Die Staatsanwaltschaft wirft Ofarim falsche Verdächtigung und Verleumdung vor. Demnach habe sich der angebliche Antisemitismus-Vorfall in dem Leipziger Hotel „The Westin“ nicht so zugetragen, wie Ofarim es in einem Video geschildert hatte. Das Ermittlungsverfahren gegen einen Hotelmitarbeiter wurde eingestellt.

Der Musiker hatte das Video am Abend des 4. Oktober 2021 vor dem Hotel aufgenommen und darin gesagt, dass ihn ein Mitarbeiter des Hotels aufgefordert habe, seine Kette mit Davidstern abzunehmen.
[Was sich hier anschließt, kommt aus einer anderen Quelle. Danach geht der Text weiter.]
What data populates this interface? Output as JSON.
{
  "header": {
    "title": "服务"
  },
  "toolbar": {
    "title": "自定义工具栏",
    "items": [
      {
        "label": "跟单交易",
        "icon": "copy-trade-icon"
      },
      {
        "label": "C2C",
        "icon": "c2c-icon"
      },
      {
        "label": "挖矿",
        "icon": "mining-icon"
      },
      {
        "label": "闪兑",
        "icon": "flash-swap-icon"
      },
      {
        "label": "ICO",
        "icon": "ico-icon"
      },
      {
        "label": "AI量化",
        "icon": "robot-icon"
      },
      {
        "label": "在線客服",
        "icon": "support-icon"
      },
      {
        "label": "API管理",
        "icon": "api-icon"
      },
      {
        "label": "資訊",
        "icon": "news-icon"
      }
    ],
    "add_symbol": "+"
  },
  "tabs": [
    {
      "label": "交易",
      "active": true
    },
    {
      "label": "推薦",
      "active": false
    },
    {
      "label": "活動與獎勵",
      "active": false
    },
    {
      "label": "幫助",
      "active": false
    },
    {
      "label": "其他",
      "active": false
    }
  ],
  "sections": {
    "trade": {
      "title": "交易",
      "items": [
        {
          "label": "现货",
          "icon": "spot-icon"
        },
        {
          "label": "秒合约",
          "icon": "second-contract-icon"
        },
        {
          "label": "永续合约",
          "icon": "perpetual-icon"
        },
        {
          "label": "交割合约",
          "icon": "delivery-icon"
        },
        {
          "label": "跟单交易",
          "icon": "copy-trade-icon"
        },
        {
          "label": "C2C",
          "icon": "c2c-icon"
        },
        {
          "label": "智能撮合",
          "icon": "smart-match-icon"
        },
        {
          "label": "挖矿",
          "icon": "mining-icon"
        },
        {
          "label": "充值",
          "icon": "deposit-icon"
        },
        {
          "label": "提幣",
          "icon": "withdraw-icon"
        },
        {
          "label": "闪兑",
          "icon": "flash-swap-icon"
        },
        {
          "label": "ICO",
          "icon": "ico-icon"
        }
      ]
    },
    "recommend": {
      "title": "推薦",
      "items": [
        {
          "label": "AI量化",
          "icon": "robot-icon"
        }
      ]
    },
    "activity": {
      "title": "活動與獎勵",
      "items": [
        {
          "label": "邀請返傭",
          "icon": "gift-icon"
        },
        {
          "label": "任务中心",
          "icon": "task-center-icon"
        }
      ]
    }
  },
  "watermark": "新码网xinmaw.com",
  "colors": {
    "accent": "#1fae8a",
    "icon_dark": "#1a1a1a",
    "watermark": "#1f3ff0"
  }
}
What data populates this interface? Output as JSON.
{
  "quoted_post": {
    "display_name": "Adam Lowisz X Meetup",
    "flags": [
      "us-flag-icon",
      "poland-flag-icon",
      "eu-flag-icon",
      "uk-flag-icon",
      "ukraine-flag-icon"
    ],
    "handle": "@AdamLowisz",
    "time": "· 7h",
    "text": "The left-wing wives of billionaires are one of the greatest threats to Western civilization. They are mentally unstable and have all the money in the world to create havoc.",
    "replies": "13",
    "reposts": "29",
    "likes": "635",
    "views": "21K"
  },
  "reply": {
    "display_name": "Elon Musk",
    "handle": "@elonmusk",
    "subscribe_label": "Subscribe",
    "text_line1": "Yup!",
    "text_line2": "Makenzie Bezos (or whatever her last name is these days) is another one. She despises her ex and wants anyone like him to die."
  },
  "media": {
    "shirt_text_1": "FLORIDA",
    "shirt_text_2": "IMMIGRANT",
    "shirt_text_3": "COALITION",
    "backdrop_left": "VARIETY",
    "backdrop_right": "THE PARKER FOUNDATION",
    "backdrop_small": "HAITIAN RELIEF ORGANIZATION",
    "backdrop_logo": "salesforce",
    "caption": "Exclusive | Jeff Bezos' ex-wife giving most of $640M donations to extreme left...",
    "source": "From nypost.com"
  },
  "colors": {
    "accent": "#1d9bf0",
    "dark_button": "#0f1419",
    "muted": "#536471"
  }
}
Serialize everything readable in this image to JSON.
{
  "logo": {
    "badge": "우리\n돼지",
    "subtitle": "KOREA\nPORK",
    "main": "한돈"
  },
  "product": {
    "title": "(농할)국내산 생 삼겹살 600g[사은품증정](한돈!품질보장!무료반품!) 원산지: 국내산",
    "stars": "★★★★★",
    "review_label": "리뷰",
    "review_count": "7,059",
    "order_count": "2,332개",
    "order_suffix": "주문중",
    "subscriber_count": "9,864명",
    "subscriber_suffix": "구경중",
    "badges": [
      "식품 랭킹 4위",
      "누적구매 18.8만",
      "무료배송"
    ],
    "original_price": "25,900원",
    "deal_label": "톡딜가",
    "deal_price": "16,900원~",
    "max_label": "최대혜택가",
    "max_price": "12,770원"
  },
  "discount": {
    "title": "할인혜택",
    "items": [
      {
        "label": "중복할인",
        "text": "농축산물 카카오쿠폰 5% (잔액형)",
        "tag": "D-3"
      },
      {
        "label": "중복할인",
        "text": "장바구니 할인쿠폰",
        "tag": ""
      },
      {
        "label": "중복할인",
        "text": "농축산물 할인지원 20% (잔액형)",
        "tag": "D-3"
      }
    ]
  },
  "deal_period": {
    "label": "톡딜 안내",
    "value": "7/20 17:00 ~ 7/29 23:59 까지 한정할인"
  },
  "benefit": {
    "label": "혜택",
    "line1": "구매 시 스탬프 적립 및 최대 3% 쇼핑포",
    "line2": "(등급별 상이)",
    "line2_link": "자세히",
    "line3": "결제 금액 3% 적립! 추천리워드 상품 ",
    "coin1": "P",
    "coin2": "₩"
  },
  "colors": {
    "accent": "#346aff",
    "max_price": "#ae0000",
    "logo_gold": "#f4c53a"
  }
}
Am nächsten Morgen veröffentlichte er es auf Instagram. Das Video ging viral und löste zahlreiche Solidaritätsbekundungen aus. Ofarim erstattete später Anzeige, aber auch der betroffene Hotelmitarbeiter wehrte sich und zeigte seinerseits den Musiker wegen Verleumdung an. Ofarims Insta-Account war am Donnerstag nicht mehr zu finden.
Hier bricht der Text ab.